If we made Driving While Asian punishable by thumbscrews, it might be less prevalent, but I have no idea.
Easiest way to blind an Asian?
Put a windshield in front of him.
Proving, as always, that it’s not what car you have, but how you drive it, that matters.
(Which is why I’m often muttering at people to get out of the way of my 77 horsepower Mercedes.
“The pedal on the right makes it GO FASTER. I know your car is faster than mine, because every car sold in the US in the past 20 years is faster than mine! GO! Christ! I assure you you’re nowhere near the speed limit and the road is clean and dry! GO!”
It’s just worse when their vehicle is notionally “sporty”.)
Doing 12 mph in a 45 the whole entire way, I’ll be devil’s advocate and guess there was car trouble. Maybe the wipers failed, maybe the clogged fuel filter was choking the fuel line, maybe there was a suspension problem and he/she was getting it home before the ball joint finally gave way, and driving slow enough so as not to die in the attempt. Been there in cars, and God knows in the crappy equipment the trucking company gave me to run.

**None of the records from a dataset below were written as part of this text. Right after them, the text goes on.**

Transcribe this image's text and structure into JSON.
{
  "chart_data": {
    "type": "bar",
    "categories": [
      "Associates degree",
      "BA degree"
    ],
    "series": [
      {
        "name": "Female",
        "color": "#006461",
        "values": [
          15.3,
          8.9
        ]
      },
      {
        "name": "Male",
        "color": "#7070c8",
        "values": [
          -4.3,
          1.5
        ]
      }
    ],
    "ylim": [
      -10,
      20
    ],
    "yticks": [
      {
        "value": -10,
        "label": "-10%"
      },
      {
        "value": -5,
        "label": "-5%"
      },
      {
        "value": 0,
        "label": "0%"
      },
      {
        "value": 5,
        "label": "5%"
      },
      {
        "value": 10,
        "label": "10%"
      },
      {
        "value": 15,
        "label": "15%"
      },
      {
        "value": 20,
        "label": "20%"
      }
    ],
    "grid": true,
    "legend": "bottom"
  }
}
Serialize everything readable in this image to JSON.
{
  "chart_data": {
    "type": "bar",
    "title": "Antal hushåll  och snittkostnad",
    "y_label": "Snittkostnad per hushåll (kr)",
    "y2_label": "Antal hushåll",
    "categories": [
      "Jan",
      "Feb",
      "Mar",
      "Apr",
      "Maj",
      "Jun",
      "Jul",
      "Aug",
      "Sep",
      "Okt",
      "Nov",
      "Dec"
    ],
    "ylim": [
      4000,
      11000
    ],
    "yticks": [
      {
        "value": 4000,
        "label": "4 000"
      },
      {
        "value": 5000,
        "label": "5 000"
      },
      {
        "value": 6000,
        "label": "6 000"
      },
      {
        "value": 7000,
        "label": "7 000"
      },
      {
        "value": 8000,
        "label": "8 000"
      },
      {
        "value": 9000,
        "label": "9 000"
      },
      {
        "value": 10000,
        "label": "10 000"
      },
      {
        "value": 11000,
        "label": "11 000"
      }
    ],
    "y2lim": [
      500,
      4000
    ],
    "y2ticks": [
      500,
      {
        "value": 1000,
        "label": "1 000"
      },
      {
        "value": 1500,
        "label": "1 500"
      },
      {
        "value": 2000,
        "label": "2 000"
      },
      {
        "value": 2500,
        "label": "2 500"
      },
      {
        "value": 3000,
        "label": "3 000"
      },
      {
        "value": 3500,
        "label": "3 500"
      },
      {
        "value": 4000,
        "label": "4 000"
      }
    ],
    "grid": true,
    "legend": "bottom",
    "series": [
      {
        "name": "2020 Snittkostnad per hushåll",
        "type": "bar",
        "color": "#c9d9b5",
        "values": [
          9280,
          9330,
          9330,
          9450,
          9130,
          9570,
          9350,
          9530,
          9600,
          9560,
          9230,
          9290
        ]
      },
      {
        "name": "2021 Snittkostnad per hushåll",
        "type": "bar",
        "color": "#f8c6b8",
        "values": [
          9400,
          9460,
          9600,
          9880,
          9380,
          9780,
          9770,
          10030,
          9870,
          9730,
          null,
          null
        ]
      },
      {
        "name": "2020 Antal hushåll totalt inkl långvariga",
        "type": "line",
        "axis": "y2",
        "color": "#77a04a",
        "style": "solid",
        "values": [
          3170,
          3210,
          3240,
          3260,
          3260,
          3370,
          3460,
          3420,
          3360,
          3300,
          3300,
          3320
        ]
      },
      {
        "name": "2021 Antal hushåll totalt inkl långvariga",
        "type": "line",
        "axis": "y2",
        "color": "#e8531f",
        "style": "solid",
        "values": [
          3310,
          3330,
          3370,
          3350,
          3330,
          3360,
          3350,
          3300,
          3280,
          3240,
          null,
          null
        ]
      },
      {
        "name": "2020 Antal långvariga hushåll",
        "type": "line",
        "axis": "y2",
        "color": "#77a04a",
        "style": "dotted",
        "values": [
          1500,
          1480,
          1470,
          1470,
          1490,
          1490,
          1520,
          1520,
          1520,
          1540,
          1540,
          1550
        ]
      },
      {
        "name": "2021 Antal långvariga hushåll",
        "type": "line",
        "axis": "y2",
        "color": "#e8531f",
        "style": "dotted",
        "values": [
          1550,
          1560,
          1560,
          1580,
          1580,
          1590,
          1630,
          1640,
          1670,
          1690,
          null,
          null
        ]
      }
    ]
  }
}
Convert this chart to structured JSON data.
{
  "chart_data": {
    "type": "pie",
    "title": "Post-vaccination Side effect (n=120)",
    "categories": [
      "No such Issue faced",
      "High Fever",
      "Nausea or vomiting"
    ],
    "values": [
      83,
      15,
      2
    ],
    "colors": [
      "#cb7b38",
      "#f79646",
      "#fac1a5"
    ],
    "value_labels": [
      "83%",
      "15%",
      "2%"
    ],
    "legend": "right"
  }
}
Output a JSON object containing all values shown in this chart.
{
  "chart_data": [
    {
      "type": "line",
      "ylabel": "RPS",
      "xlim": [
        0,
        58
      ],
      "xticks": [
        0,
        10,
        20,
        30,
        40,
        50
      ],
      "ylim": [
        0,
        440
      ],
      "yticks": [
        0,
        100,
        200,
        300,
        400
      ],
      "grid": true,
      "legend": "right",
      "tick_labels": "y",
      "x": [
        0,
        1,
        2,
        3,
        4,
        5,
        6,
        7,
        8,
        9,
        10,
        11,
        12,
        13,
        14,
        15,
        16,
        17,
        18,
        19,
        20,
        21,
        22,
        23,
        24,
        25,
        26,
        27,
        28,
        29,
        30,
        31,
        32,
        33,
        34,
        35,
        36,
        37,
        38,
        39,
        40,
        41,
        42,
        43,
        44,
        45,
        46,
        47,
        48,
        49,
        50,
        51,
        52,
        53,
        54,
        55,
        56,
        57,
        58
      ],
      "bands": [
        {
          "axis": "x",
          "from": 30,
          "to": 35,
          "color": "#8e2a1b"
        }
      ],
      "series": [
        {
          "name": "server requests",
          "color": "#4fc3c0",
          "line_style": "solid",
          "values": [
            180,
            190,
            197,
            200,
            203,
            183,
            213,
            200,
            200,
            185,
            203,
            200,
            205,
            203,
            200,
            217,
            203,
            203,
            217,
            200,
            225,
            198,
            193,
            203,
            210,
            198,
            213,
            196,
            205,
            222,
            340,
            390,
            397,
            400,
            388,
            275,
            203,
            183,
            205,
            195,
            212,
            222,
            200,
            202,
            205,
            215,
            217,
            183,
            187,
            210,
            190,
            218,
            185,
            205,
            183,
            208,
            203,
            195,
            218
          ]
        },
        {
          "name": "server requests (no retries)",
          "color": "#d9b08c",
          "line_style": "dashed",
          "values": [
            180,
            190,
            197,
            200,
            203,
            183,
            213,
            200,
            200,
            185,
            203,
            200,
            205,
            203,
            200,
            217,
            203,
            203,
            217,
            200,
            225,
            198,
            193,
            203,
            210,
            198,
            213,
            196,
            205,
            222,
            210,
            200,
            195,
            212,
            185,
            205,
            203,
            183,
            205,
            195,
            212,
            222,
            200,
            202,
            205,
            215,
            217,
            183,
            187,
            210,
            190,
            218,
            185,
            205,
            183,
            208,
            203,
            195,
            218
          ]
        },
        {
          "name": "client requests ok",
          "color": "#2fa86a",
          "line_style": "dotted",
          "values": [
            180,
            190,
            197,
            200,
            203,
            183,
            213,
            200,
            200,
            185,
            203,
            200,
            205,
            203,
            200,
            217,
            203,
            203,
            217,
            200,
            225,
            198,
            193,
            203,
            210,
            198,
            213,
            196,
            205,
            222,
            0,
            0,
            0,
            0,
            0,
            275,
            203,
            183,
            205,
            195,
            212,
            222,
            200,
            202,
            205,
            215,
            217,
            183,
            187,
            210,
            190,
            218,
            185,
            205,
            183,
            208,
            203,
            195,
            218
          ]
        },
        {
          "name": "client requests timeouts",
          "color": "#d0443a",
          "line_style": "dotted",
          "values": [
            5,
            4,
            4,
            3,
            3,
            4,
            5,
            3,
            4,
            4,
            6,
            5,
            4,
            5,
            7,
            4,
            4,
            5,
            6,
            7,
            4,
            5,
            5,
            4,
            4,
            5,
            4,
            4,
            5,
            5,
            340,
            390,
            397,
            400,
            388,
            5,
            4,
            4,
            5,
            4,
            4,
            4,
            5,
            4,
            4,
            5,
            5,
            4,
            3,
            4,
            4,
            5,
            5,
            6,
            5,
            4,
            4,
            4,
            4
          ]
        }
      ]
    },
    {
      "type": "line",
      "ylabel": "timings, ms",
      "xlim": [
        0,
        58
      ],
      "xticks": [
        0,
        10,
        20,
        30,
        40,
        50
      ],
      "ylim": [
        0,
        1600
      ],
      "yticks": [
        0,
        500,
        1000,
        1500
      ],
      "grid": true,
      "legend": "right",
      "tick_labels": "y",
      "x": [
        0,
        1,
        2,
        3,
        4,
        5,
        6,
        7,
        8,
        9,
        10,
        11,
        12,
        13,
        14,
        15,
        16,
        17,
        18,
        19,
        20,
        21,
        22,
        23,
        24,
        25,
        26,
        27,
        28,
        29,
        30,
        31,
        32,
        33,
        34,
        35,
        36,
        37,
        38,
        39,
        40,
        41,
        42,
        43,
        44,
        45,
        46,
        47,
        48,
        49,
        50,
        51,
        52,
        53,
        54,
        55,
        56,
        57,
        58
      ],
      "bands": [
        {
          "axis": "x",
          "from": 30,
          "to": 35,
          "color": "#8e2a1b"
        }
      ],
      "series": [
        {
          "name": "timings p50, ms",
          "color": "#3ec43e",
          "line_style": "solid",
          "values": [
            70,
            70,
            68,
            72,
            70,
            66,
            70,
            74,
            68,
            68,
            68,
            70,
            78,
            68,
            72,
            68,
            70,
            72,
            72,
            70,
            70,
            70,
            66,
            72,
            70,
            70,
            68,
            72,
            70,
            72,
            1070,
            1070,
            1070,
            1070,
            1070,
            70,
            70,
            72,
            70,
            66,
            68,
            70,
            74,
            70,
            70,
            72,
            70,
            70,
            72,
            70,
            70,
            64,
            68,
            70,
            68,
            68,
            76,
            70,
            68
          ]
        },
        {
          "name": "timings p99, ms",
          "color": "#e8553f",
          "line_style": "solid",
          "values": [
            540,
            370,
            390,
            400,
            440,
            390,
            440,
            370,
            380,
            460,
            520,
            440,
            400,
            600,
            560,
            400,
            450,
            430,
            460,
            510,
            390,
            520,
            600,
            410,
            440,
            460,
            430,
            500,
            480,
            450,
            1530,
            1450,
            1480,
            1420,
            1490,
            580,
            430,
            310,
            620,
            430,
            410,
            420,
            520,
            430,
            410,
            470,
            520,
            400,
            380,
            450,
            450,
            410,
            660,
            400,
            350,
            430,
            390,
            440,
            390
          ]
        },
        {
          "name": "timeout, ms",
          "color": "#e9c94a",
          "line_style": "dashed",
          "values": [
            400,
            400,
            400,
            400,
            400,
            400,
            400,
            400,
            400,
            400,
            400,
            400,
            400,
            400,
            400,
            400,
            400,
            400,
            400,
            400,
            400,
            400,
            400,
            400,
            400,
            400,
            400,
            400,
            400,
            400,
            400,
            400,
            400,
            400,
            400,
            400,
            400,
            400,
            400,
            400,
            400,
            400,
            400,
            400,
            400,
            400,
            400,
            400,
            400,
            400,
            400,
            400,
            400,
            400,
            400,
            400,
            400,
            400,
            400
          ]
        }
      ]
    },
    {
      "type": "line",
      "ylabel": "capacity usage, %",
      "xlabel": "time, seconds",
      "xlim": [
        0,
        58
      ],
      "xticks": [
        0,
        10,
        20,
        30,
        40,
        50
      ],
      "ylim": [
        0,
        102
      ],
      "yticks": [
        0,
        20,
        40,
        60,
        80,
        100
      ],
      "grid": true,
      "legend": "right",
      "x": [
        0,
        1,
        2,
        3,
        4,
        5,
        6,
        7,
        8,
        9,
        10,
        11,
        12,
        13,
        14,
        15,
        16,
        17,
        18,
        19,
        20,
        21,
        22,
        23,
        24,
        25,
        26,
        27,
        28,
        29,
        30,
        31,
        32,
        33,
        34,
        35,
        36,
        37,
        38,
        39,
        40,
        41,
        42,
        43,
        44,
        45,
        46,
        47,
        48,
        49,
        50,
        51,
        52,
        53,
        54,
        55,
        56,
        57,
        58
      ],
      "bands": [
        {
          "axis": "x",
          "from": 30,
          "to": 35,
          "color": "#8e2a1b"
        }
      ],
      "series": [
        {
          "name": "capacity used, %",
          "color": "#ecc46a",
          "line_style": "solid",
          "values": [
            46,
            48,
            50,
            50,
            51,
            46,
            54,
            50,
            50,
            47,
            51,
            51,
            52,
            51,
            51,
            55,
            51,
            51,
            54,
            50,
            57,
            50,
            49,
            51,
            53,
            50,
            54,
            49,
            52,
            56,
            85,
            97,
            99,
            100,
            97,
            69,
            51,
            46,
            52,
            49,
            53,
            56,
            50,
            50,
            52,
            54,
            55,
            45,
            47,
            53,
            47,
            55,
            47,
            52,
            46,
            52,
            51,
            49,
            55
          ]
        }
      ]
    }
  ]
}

That being said, 1) put on the flashers, and 2) pull over where able so the conga line could pass.
MTS: When they got on the 4 lane they did 55. Let me repeat this: A Brand New. $120,000 car.
Drunk as a skunk. First indication of driving while drunk is very slow car.
He would have blown the candle out with flame. I have the local PD on speed dial for just such occasions.
Paul b: You’re doing God’s work, sir.
+ paulb +…and here’s a tip from a retired cop: when you call that one in to the DUII tip line, don’t emphasize that it’s a slow diriver, emphasize that the driver is unaware of his surroundings. Make and report mental notes of little things that would have engaged the attention of normal drivers, but the snail overlooked, such as any hazard, the line of cars tailgating him, etc.
In Kali we call ’em chunts.
Chinese c*nts.
Thousands of ’em.
Plenty of them in the PacNorWest, too, but diversity has teeth here, and we can’t use the word c*nt, so they are sunts*.
*etiology: word derived in the 1973 Multnomah County, Oregon Sheriff’s Office Deputy Sheriff Recruit Academy, along with the original Scumbag Field Execution Report Form…
Heh. I thought DWA meant, “driving while asshole.”
They do not use indicators as well, cos they cost so much to replace.